The number of electric vehicle charging stations in the U.S. must quadruple through 2025 to meet EV sales demand, according to S&P Global Mobility.
Many EV owners power their vehicles through at-home chargers, but a robust public charging network will be necessary as automakers transition to selling mostly EVs in the U.S.
EVs make up less than 1 percent of the 281 million vehicles in operation today and accounted for about 5 percent of new vehicle registrations from January through October 2022, but that share will soon expand, S&P Global Mobility forecasts. EV marketshare for new vehicles will likely reach 40 percent by 2030, or 28.3 million vehicles, according to a report by Stephanie Brinley, associate director of Auto Intelligence for S&P Global Mobility, published Monday.
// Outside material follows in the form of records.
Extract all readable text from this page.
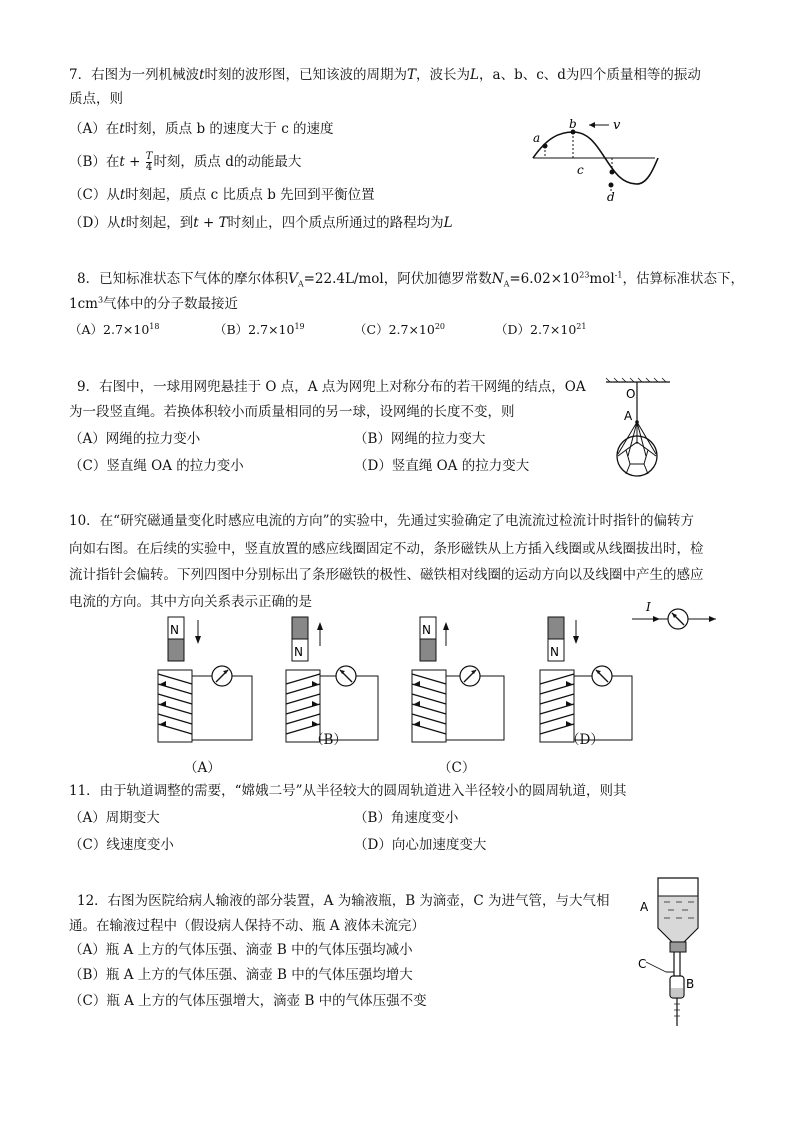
7．右图为一列机械波t时刻的波形图，已知该波的周期为T，波长为L，a、b、c、d为四个质量相等的振动
质点，则
（A）在t时刻，质点 b 的速度大于 c 的速度
（B）在$t + \frac{T}{4}$ 时刻，质点 d的动能最大
（C）从t时刻起，质点 c 比质点 b 先回到平衡位置
（D）从t时刻起，到t + T时刻止，四个质点所通过的路程均为L
a
b
c
d
v
8．已知标准状态下气体的摩尔体积$V_A=22.4L$/mol，阿伏加德罗常数$N_A=6.02\times 10^{23}mol^{-1}$，估算标准状态下，
$1cm^3$气体中的分子数最接近
$(A)2.7\times 10^{18}$	$(B)2.7\times 10^{19}$	$(C)2.7\times 10^{20}$	$(D)2.7\times 10^{21}$
9．右图中，一球用网兜悬挂于 O 点，A 点为网兜上对称分布的若干网绳的结点，OA
为一段竖直绳。若换体积较小而质量相同的另一球，设网绳的长度不变，则
（A）网绳的拉力变小	（B）网绳的拉力变大
（C）竖直绳 OA 的拉力变小	（D）竖直绳 OA 的拉力变大
O
A
10．在“研究磁通量变化时感应电流的方向”的实验中，先通过实验确定了电流流过检流计时指针的偏转方
向如右图。在后续的实验中，竖直放置的感应线圈固定不动，条形磁铁从上方插入线圈或从线圈拔出时，检
流计指针会偏转。下列四图中分别标出了条形磁铁的极性、磁铁相对线圈的运动方向以及线圈中产生的感应
电流的方向。其中方向关系表示正确的是	I
N
（A）
N
（B）
N
（C）
N
（D）
11．由于轨道调整的需要，“嫦娥二号”从半径较大的圆周轨道进入半径较小的圆周轨道，则其
（A）周期变大	（B）角速度变小
（C）线速度变小	（D）向心加速度变大
12．右图为医院给病人输液的部分装置，A 为输液瓶，B 为滴壶，C 为进气管，与大气相
通。在输液过程中（假设病人保持不动、瓶 A 液体未流完）
（A）瓶 A 上方的气体压强、滴壶 B 中的气体压强均减小
（B）瓶 A 上方的气体压强、滴壶 B 中的气体压强均增大
（C）瓶 A 上方的气体压强增大，滴壶 B 中的气体压强不变
A
C
B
“If it takes a decade to get a robust system in place, I don’t think that’s crazy,” Brinley told Automotive News. “It’s a big enough problem with enough players that it’s reasonable that it will take time.”
The U.S. has about 126,500 Level 2 and 20,431 Level 3 public charging stations, according to S&P Global Mobility estimates. Those estimates exclude 16,822 Tesla Superchargers and Tesla destination chargers. An increase in chargers has already begun, and it will likely gain momentum. In 2022 alone, the number of chargers has grown more than the preceding three years combined. About 54,000 Level 2 and 10,000 Level 3 chargers were added last year.
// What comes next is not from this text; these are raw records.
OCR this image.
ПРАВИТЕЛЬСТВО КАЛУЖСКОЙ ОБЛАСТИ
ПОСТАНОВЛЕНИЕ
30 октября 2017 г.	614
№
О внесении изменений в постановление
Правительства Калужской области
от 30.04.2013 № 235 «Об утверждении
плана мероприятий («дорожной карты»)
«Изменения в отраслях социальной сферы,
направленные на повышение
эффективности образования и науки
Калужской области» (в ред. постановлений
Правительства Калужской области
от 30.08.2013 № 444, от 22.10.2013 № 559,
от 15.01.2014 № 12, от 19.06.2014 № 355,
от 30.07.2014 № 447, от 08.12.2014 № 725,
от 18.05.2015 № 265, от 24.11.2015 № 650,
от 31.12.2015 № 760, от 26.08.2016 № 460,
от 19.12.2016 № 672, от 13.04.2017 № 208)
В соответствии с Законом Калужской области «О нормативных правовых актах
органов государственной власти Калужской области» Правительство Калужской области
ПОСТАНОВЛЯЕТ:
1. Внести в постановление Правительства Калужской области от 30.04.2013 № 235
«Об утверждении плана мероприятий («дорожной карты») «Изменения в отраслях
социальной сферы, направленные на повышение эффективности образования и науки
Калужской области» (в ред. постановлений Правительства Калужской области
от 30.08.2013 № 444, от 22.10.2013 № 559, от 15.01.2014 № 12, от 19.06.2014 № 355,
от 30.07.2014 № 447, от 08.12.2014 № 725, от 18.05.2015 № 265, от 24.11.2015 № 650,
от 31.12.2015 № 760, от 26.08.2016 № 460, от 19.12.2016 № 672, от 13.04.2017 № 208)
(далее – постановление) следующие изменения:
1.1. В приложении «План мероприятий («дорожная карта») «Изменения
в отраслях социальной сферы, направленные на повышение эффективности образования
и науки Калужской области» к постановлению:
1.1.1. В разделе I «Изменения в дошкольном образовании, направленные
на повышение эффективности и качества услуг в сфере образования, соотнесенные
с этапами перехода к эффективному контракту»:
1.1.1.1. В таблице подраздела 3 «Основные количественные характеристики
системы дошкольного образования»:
A Level 1 charger plugs into a standard wall outlet. At a charging rate of 20 hours or more, it is the slowest, most basic EV charger, according to the EVgo charging network. A Level 2 charger powers an EV in five to six hours. Level 2 chargers are often installed at home, work or public shopping centers, where vehicles are parked for a significant amount of time, EVgo says. Level 3 chargers require a much larger grid connection and takes 15 to 20 minutes to refill most of an EV’s charge.
Americans could be driving nearly 8 million electric vehicles by 2025, according to the report. That’s a sizable leap from the 1.9 million EVs on the road today. President Joe Biden set a goal last year to fund the installation of 500,000 charging stations across the country by 2030.
Those 500,000 are just one part of a broad push to expand infrastructure. S&P Global Mobility expects that about 700,000 Level 2 and 70,000 Level 3 chargers will be necessary to support the EV fleet in 2025. Two years later, the firm forecasts 1.2 million Level 2 and 109,000 Level 3 chargers will be required. By 2030, S&P Global Mobility expects the U.S. to need 2.13 million Level 2 and 172,000 Level 3 public chargers — more than eight times the number of charging stations available today.
S&P Global Mobility expects the speed of charging infrastructure development to vary by state.
States that follow the California Air Resources Board’s path to zero-emissions vehicle sales will likely see more consumer demand for EVs and faster charging infrastructure development, S&P Global Mobility analyst Ian McIlravey said in the report.
“The focus on urban areas follows where EVs are today, but distribution will need to be much wider as vehicles in operation grow, and consumers need to charge along their routes,” McIlravey said.
The way drivers power their EVs will evolve, just as the vehicles continue to evolve. Battery swapping, wireless charging and increasing installations of DC wallbox solutions at home could change the charging model long term, S&P Global Mobility said.
Charging infrastructure “must surprise and delight vehicle owners who will be new to electrification, so that the process seems seamless and perhaps even more convenient than their experience with gasoline refueling, with minimal compromise on the vehicle ownership experience,” Graham Evans, S&P Global Mobility research and analysis director, said in the report. “Developments in battery technology, and how quickly EVs can receive power, will be as critical to improvements here as how quickly and plentifully infrastructure can provide the power.”